What Commissioner Morris just reminded me of is we have left a space open on the work surface in the amplification detection area for an additional genetic analyzer, which is just going to double the throughput.
I'm not going to spend much time on this because I've got one minute left. These are just a couple of plans of the new facility that we're going to move into. It's an old abandoned hospital building. As you all know, when a DNA lab needs to be set up, they look for an old, run-down building, and say here you go and be thankful.
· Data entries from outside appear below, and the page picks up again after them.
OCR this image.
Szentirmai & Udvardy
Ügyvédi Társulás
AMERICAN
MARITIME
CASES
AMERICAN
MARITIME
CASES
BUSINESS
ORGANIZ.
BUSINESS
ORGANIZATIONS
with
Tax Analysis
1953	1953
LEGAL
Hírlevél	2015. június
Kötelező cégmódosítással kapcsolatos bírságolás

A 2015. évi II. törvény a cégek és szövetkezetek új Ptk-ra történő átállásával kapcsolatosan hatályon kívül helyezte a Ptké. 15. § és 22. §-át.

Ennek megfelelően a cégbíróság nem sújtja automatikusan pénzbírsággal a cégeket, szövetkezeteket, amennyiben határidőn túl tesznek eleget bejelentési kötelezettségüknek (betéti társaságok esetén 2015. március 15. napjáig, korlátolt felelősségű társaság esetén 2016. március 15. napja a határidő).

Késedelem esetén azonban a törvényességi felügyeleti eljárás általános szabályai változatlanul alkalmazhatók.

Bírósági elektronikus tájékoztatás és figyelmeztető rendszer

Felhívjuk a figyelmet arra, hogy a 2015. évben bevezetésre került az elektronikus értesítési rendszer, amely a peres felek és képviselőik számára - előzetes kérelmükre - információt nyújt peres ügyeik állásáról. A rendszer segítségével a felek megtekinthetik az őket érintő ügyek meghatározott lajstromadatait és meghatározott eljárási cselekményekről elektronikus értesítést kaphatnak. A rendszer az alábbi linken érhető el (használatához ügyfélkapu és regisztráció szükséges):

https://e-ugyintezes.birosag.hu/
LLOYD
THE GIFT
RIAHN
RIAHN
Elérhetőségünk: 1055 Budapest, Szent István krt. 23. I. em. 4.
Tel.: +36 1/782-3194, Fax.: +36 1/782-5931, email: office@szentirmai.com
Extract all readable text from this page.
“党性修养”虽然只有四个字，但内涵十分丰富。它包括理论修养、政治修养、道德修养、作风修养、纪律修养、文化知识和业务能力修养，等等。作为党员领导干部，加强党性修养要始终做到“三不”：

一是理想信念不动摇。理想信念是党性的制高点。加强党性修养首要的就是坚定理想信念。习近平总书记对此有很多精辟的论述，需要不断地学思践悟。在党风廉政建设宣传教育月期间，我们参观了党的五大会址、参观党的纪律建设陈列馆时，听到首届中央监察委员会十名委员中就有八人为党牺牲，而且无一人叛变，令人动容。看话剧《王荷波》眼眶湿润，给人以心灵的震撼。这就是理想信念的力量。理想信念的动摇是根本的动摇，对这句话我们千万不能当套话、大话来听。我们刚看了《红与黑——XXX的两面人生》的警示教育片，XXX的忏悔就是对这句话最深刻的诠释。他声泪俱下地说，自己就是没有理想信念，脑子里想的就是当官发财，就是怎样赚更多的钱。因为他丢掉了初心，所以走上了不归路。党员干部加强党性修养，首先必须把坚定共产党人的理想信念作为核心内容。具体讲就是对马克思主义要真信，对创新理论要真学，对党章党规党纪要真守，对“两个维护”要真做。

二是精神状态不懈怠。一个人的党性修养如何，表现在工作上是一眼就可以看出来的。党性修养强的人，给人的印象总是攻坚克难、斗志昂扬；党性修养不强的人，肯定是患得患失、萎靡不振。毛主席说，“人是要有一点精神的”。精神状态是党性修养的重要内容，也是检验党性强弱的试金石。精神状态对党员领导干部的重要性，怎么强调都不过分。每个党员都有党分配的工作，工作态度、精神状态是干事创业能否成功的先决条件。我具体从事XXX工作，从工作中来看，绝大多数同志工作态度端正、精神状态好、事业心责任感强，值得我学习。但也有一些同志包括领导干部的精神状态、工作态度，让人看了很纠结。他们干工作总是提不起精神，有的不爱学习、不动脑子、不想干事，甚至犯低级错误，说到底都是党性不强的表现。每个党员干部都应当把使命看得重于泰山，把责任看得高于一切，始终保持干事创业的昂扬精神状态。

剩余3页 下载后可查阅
I'm not going to spend too much time on this. What I want to show you is just an overview. This gives an indication - if you will indulge me with more minute, this area over here will be our evidence recovery lab, and if you just look downstairs, that's the area over there. So what we're going to do is all of the crime sample processing for inclusion in the automated system will take place over here, and through pneumatic tubes we will then send those samples over to this wing over here, which will then be the automated lab setup.
Over here samples will be added to 48 well and 96 well lab plates, and through those devices over there, which are air locks, the samples will be introduced into the automated labs for processing. That over there, those are the tables on which instruments will rest, and that's just the robot arm that will effect all the motion in there.
So you see we've got one, two, three lab facilities lying adjacent to one another. What you see over there are antechambers because what we plan on doing is we plan on running these labs as if they were cleaning rooms. We don't have a clean environment, but just for cleanliness and good housekeeping we're going to do that.
Ladies and gentlemen, my time has run up one minute and ten seconds ago, so thank you very much for this opportunity. Commissioner Morris has told you how much we appreciate this, but just from a personal point of view this is really a fantastic and very generous opportunity that you have afforded us.
Thank you very much. I hope in this short span of time we've given you an indication of what we're doing, what we're busy doing, and we would love to speak with you over the next day and also tomorrow about what we're doing, and we would also be very interested to find out how you go about automating your labs, if you do that, and how you see things happening in the future.
Thank you very much for your time. Thank you.